“Trump Electors Targeted in Georgia Criminal Inquiry”

N.Y. Times reports. Here’s the opening paragraph:

Prosecutors in Atlanta have informed 16 Trump supporters who formed an alternate slate of 2020 presidential electors from Georgia that they could face charges in an ongoing criminal investigation into election interference, underscoring the risk of criminal charges that Donald J. Trump and many of his allies may be facing in the state.

Deep into the article it’s reported that lawyers for some of the electors

asserted that “states (and their local governments) have no authority to interfere (through attempted criminalization or otherwise) with the process of sending potential elector slates to Congress for it to adjudicate.” They also pointed to the 1960 presidential election in Hawaii, where both the Nixon and Kennedy campaigns submitted electors, in asserting that there was precedent for more than one slate of electors.

The circumstances of the 1960 election in Hawaii were very different from the meeting of alternate electors in 2020 in Georgia or any other state. Still, I’m curious to hear more about the federalism, and potential preemption, arguments that might be made in connection with the application of state criminal laws to any group of individuals attempting to assert a claim that they are the lawful electors of a state. As I wrote recently for Just Security, such assertions also arose in the disputed Hayes-Tilden of 1876 (another circumstance very different from 2020, for reasons explained there).
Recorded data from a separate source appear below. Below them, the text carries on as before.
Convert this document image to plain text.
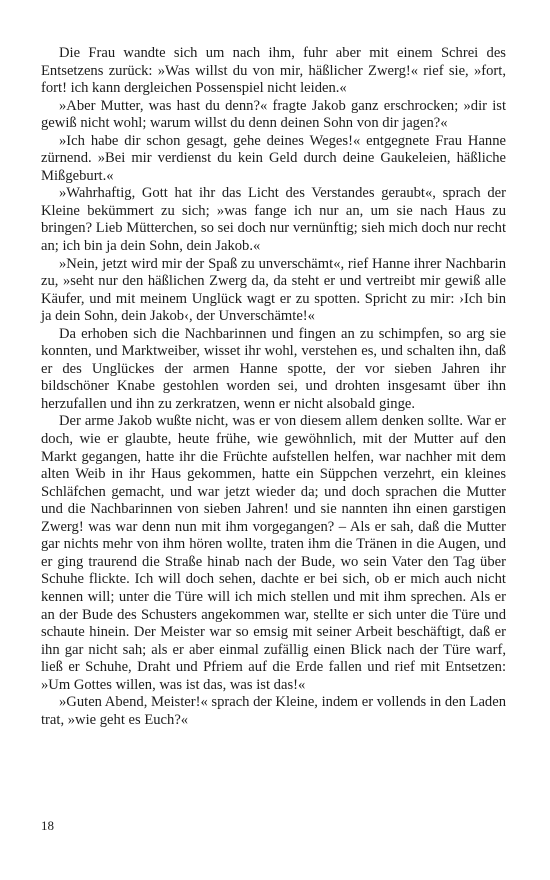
Die Frau wandte sich um nach ihm, fuhr aber mit einem Schrei des Entsetzens zurück: »Was willst du von mir, häßlicher Zwerg!« rief sie, »fort, fort! ich kann dergleichen Possenspiel nicht leiden.«

»Aber Mutter, was hast du denn?« fragte Jakob ganz erschrocken; »dir ist gewiß nicht wohl; warum willst du denn deinen Sohn von dir jagen?«

»Ich habe dir schon gesagt, gehe deines Weges!« entgegnete Frau Hanne zürnend. »Bei mir verdienst du kein Geld durch deine Gaukeleien, häßliche Mißgeburt.«

»Wahrhaftig, Gott hat ihr das Licht des Verstandes geraubt«, sprach der Kleine bekümmert zu sich; »was fange ich nur an, um sie nach Haus zu bringen? Lieb Mütterchen, so sei doch nur vernünftig; sieh mich doch nur recht an; ich bin ja dein Sohn, dein Jakob.«

»Nein, jetzt wird mir der Spaß zu unverschämt«, rief Hanne ihrer Nachbarin zu, »seht nur den häßlichen Zwerg da, da steht er und vertreibt mir gewiß alle Käufer, und mit meinem Unglück wagt er zu spotten. Spricht zu mir: ›Ich bin ja dein Sohn, dein Jakob‹, der Unverschämte!«

Da erhoben sich die Nachbarinnen und fingen an zu schimpfen, so arg sie konnten, und Marktweiber, wisset ihr wohl, verstehen es, und schalten ihn, daß er des Unglückes der armen Hanne spotte, der vor sieben Jahren ihr bildschöner Knabe gestohlen worden sei, und drohten insgesamt über ihn herzufallen und ihn zu zerkratzen, wenn er nicht alsobald ginge.

Der arme Jakob wußte nicht, was er von diesem allem denken sollte. War er doch, wie er glaubte, heute frühe, wie gewöhnlich, mit der Mutter auf den Markt gegangen, hatte ihr die Früchte aufstellen helfen, war nachher mit dem alten Weib in ihr Haus gekommen, hatte ein Süppchen verzehrt, ein kleines Schläfchen gemacht, und war jetzt wieder da; und doch sprachen die Mutter und die Nachbarinnen von sieben Jahren! und sie nannten ihn einen garstigen Zwerg! was war denn nun mit ihm vorgegangen? – Als er sah, daß die Mutter gar nichts mehr von ihm hören wollte, traten ihm die Tränen in die Augen, und er ging traurend die Straße hinab nach der Bude, wo sein Vater den Tag über Schuhe flickte. Ich will doch sehen, dachte er bei sich, ob er mich auch nicht kennen will; unter die Türe will ich mich stellen und mit ihm sprechen. Als er an der Bude des Schusters angekommen war, stellte er sich unter die Türe und schaute hinein. Der Meister war so emsig mit seiner Arbeit beschäftigt, daß er ihn gar nicht sah; als er aber einmal zufällig einen Blick nach der Türe warf, ließ er Schuhe, Draht und Pfriem auf die Erde fallen und rief mit Entsetzen: »Um Gottes willen, was ist das, was ist das!«

»Guten Abend, Meister!« sprach der Kleine, indem er vollends in den Laden trat, »wie geht es Euch?«

18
I suppose one argument in favor of the authority of states to use their criminal law to prosecute unauthorized attempts to assert the status of presidential elector is the Article II authority of the state legislature to choose the “manner” by which the state’s electors are appointed. Thus, if the Georgia legislature wants to utilize the state’s criminal law to protect against unlawful attempts to interfere with the appointment of electors pursuant to the popular vote that the state legislature authorized as its manner of appointing electors, I’m not sure there is any basis in federal law to preempt the state’s use of criminal law for this purpose. But this is the kind of issue that I’d want to consider more, after reading arguments on both side, before reaching a firm conclusion as to my own views of the matter.